Émeute

Arrivés devant le quartier des magasins high-tech, dont les vitrines présentaient les derniers modèles d’ordinateurs portables, et d’autres objets rutilants dont il ignorait l’usage et qui lui paraissaient tout droit sortis d’un film de science-fiction, il n’avait jamais possédé d’ordinateur à lui, faute d’argent et faute d’intérêt pour la chose, les briques jaillirent des mains vengeresses des jeunes qui l’entouraient, et firent éclater l’obstacle qui les séparait du futur. À droite du magasin immense, s’élevant sur plusieurs étages, que les pillards avaient pris pour cible, une librairie d’art et de philosophie renommée, d’une taille bien plus modeste, se dressait timidement. Dans la cohue, tandis que les enfants de la rue déferlaient par vagues dans le palais des technologies, un pavé heurta discrètement pour ainsi dire l’étroite vitrine de la librairie d’Arts et de Philosophie, qui se fêla un peu, avant qu’un autre projectile frappe à nouveau, puis un autre, après quoi elle s’émietta et s’effondra. Il entra sur la pointe des pieds au milieu des gravas : la lumière des lampadaires de la rue caressait doucement les rayons saturés de livres. Il s’efforçait d’en décrypter les titres inscrits sur les tranches, il les effleurait délicatement.

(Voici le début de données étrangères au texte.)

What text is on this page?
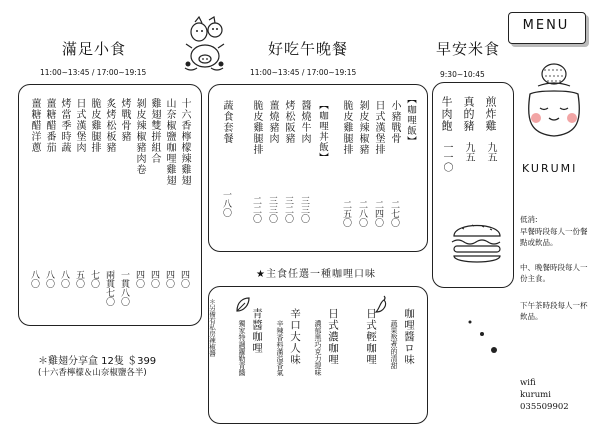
MENU
滿足小食
11:00~13:45 / 17:00~19:15
好吃午晚餐
11:00~13:45 / 17:00~19:15
早安米食
9:30~10:45
十六香檸檬辣雞翅
四〇
山奈椒鹽咖哩雞翅
四〇
雞翅雙拼組合
四〇
剝皮辣椒豬肉卷
四〇
烤戰骨豬
一貫八〇
炙烤松板豬
兩貫七〇
脆皮雞腿排
七〇
日式漢堡肉
五〇
烤當季時蔬
八〇
薑糖醋番茄
八〇
薑糖醋洋蔥
八〇
【咖哩飯】
小豬戰骨
二七〇
日式漢堡排
二四〇
剝皮辣椒豬
二八〇
脆皮雞腿排
二五〇
【咖哩丼飯】
醬燒牛肉
三三〇
烤松阪豬
三二〇
薑燒豬肉
三三〇
脆皮雞腿排
二二〇
蔬食套餐
一八〇
★主食任選一種咖哩口味
煎炸雞
九五
真的豬
九五
牛肉飽
一一〇
咖哩醬ロ味
蔬果熬煮的清甜
日式輕咖哩
日式濃咖哩
濃郁黑巧克力提味
辛口大人味
辛辣香料滿溢香氣
青醬咖哩
獨家特調蘿勒青醬
＊另備有私房辣椒醬
＊雞翅分享盒 12隻 ＄399
(十六香檸檬＆山奈椒鹽各半)
KURUMI
低消:
早餐時段每人一份餐點或飲品。
中、晚餐時段每人一份主食。
下午茶時段每人一杯飲品。
wifi
kurumi
035509902
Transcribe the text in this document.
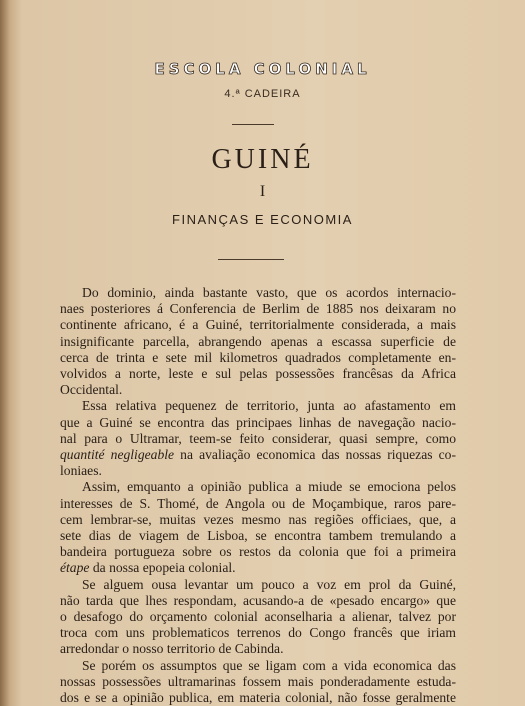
ESCOLA COLONIAL
4.ª CADEIRA
GUINÉ
I
FINANÇAS E ECONOMIA
Do dominio, ainda bastante vasto, que os acordos internacio-
naes posteriores á Conferencia de Berlim de 1885 nos deixaram no
continente africano, é a Guiné, territorialmente considerada, a mais
insignificante parcella, abrangendo apenas a escassa superficie de
cerca de trinta e sete mil kilometros quadrados completamente en-
volvidos a norte, leste e sul pelas possessões francêsas da Africa
Occidental.
Essa relativa pequenez de territorio, junta ao afastamento em
que a Guiné se encontra das principaes linhas de navegação nacio-
nal para o Ultramar, teem-se feito considerar, quasi sempre, como
quantité negligeable na avaliação economica das nossas riquezas co-
loniaes.
Assim, emquanto a opinião publica a miude se emociona pelos
interesses de S. Thomé, de Angola ou de Moçambique, raros pare-
cem lembrar-se, muitas vezes mesmo nas regiões officiaes, que, a
sete dias de viagem de Lisboa, se encontra tambem tremulando a
bandeira portugueza sobre os restos da colonia que foi a primeira
étape da nossa epopeia colonial.
Se alguem ousa levantar um pouco a voz em prol da Guiné,
não tarda que lhes respondam, acusando-a de «pesado encargo» que
o desafogo do orçamento colonial aconselharia a alienar, talvez por
troca com uns problematicos terrenos do Congo francês que iriam
arredondar o nosso territorio de Cabinda.
Se porém os assumptos que se ligam com a vida economica das
nossas possessões ultramarinas fossem mais ponderadamente estuda-
dos e se a opinião publica, em materia colonial, não fosse geralmente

Puis il s’enfonça dans les profondeurs du magasin. Le sol était couvert d’une moquette de laine, un silence étonnant régnait. Personne ne l’avait suivi. Les jeunes pillaient le magasin d’à côté, lui avait brisé la vitrine de cette librairie, peut-être dans l’intention de la piller, mais il est difficile de piller un magasin quel qu’il soit quand on est seul : il ne savait pas au juste par quoi commencer. Il y avait tellement de livres, il entrevoyait des livres magnifiques, d’innombrables monographies d’artiste qu’il ne connaissait parfois que de nom, chacun de ces livres lui aurait coûté, si tant est que l’idée saugrenue de les acheter lui ait traversé l’esprit, un quart de ses allocations, mais bizarrement il n’y pensait pas,
Il glissa dans son sac à dos une monographie sur Vermeer, et un recueil de poèmes d’Henri Michaux avec des dessins de l’auteur, puis regagna le trottoir où s’attroupaient à nouveau les jeunes. Le groupe s’éparpilla, tandis que les sirènes de voitures de police hurlaient sur la ville dans les rues de laquelle il s’empressa lui aussi de disparaître.